Nous aurions pu choisir d’autres portraits : celui de M. Bebel, par exemple, vieilli par trente années de luttes, suivant aujourd’hui les débats du Reichstag « d’un air timide et ingénu, sa jolie tête grisonnante toujours un peu penchée sur l’épaule » ; ou encore celui de M. de Wollmar, gentilhomme bavaroïs, ancien officier de cavalerie, blessé en 1870 près de Blois, marchant à l’aide de béquilles et montant péniblement à la tribune, puis dominant l’assemblée de sa haute taille et de sa parole éloquente. M. Bebel et M. de Wollmar ont joué un plus grand rôle que M. Bruno Wille ; mais celui-ci, dans le cadre où l’auteur l’a placé, nous a paru représenter mieux que tout autre ce mélange de mysticisme et de positivité qui est au fond du socialisme allemand comme au fond de l’âme germanique.
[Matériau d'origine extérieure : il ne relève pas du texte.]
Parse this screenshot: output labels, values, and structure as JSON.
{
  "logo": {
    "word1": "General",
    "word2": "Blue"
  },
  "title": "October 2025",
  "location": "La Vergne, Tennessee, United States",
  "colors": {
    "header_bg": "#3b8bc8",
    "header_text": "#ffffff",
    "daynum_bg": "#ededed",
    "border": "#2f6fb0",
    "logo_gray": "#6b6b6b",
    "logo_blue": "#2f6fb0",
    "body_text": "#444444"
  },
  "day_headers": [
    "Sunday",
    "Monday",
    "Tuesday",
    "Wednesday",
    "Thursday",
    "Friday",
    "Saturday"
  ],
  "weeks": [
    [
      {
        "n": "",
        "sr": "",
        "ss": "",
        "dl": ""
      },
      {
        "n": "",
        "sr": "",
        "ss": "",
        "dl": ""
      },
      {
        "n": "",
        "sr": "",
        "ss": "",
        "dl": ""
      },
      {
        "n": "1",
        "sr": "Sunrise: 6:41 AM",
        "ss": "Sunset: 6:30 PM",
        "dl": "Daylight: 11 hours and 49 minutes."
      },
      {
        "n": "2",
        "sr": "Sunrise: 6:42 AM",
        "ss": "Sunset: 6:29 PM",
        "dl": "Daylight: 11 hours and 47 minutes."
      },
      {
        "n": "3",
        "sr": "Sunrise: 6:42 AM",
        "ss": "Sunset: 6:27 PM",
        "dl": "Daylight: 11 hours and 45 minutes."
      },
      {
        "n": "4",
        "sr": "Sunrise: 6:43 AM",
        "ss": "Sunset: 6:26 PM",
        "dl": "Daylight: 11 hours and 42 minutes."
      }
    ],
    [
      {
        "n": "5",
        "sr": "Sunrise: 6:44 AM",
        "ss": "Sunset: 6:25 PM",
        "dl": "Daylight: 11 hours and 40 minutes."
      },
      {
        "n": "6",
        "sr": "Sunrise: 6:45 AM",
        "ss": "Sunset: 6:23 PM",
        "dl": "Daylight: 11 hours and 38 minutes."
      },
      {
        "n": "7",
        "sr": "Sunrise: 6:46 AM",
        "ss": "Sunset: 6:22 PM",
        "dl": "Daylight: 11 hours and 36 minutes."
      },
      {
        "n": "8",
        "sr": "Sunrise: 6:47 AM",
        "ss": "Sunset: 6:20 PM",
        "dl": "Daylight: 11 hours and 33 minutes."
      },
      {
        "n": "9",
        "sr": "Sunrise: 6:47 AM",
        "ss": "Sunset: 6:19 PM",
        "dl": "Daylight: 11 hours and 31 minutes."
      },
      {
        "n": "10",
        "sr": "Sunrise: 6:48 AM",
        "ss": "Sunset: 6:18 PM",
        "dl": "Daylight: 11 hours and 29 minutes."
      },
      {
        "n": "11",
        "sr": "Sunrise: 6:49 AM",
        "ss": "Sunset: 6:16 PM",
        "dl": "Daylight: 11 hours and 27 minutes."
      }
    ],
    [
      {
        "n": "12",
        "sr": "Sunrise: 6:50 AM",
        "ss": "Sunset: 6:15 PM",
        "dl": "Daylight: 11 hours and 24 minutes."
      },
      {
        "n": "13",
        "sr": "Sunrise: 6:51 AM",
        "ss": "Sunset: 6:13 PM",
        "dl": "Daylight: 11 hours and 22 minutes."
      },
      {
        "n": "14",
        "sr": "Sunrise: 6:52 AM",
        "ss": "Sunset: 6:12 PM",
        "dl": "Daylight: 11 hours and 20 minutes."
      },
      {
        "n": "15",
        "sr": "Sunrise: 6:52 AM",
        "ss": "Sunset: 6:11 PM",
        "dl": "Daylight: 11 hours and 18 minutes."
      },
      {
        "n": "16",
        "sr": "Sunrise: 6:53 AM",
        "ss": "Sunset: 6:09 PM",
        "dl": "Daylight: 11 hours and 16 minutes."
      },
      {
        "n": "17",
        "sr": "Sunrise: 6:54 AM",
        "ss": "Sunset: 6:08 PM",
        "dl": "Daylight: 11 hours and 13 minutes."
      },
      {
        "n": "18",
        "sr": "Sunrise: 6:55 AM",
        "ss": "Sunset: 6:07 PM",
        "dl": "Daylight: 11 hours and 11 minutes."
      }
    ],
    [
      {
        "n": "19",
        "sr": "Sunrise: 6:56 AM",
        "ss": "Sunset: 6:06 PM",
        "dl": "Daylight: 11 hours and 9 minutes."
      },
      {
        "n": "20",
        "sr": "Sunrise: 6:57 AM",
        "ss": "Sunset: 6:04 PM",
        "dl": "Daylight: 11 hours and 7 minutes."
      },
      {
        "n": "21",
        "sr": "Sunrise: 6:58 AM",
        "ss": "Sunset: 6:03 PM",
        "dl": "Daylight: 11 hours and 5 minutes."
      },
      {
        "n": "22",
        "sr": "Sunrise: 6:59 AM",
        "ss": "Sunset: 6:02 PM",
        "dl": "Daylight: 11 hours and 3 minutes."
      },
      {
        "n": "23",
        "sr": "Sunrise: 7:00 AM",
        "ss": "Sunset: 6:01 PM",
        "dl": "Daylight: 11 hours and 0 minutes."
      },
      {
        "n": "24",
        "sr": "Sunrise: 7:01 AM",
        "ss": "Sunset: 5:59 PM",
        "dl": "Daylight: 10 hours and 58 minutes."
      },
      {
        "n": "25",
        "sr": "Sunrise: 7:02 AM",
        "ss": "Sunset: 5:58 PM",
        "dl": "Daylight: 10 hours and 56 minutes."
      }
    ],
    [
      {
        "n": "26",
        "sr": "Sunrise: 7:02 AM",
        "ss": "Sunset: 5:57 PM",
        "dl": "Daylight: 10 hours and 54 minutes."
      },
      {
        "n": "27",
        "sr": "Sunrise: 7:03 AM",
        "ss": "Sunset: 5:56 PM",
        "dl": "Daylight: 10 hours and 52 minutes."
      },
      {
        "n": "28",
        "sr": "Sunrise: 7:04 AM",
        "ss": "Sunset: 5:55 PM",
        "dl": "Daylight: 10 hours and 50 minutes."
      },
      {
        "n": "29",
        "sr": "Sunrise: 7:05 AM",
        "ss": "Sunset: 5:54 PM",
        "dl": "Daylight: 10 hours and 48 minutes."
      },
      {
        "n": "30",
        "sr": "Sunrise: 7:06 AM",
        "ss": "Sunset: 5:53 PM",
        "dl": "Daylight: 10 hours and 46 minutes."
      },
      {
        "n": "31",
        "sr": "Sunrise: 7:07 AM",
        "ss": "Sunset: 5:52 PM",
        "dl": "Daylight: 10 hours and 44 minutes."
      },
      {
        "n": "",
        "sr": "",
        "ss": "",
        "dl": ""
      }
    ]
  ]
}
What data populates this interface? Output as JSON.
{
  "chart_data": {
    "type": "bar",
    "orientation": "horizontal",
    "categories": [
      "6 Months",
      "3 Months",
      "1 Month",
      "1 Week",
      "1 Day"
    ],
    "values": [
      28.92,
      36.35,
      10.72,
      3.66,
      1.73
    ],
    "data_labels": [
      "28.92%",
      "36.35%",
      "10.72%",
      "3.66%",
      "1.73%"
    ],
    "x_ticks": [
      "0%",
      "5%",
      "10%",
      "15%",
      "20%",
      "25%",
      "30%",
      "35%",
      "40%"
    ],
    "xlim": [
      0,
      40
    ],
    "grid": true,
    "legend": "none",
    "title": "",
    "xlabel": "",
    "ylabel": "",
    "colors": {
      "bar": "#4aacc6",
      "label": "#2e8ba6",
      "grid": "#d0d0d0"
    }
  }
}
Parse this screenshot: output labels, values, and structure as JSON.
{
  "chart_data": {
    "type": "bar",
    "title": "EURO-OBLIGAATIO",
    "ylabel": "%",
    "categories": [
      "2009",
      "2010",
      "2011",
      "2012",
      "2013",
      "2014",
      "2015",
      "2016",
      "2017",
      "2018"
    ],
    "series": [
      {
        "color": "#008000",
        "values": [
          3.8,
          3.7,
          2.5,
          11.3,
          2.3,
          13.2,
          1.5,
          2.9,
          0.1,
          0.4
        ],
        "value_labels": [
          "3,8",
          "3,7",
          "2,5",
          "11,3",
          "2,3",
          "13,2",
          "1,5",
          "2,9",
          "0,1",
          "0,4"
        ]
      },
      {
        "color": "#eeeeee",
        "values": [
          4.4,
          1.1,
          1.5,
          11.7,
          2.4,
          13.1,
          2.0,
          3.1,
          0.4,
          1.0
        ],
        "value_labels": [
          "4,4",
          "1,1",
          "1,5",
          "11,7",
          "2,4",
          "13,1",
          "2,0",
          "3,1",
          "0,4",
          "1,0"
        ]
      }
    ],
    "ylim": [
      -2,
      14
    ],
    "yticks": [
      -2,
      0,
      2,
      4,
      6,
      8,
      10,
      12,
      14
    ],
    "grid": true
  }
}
Cette réunion populaire où les femmes et les enfants sont admis, cette musique, ces chants, cette conférence qui est un sermon à rebours, ce simulacre de culte, tout cet appareil religieux où il ne manque que la religion nous montre le socialisme allemand avec son caractère propre. C’est le credo d’un monde inconnu. Élaboré en partie dans les Universités, le socialisme parle volontiers un langage scientifique ; il demande à l’érudition et à l’histoire des armes pour combattre les vieilles institutions. A quel point l’Allemand peut être à la fois conservateur et démolisseur, et comment il réussit à concilier des contraires irréductibles pour nos pauvres esprits simplistes, il suffit, pour s’en faire une idée, d’avoir feuilleté les philoso-

  1. Le Mouvement socialiste en Europe (les hommes et les idées), par T. de Wyzewa. — Paris, Perrin et Cie.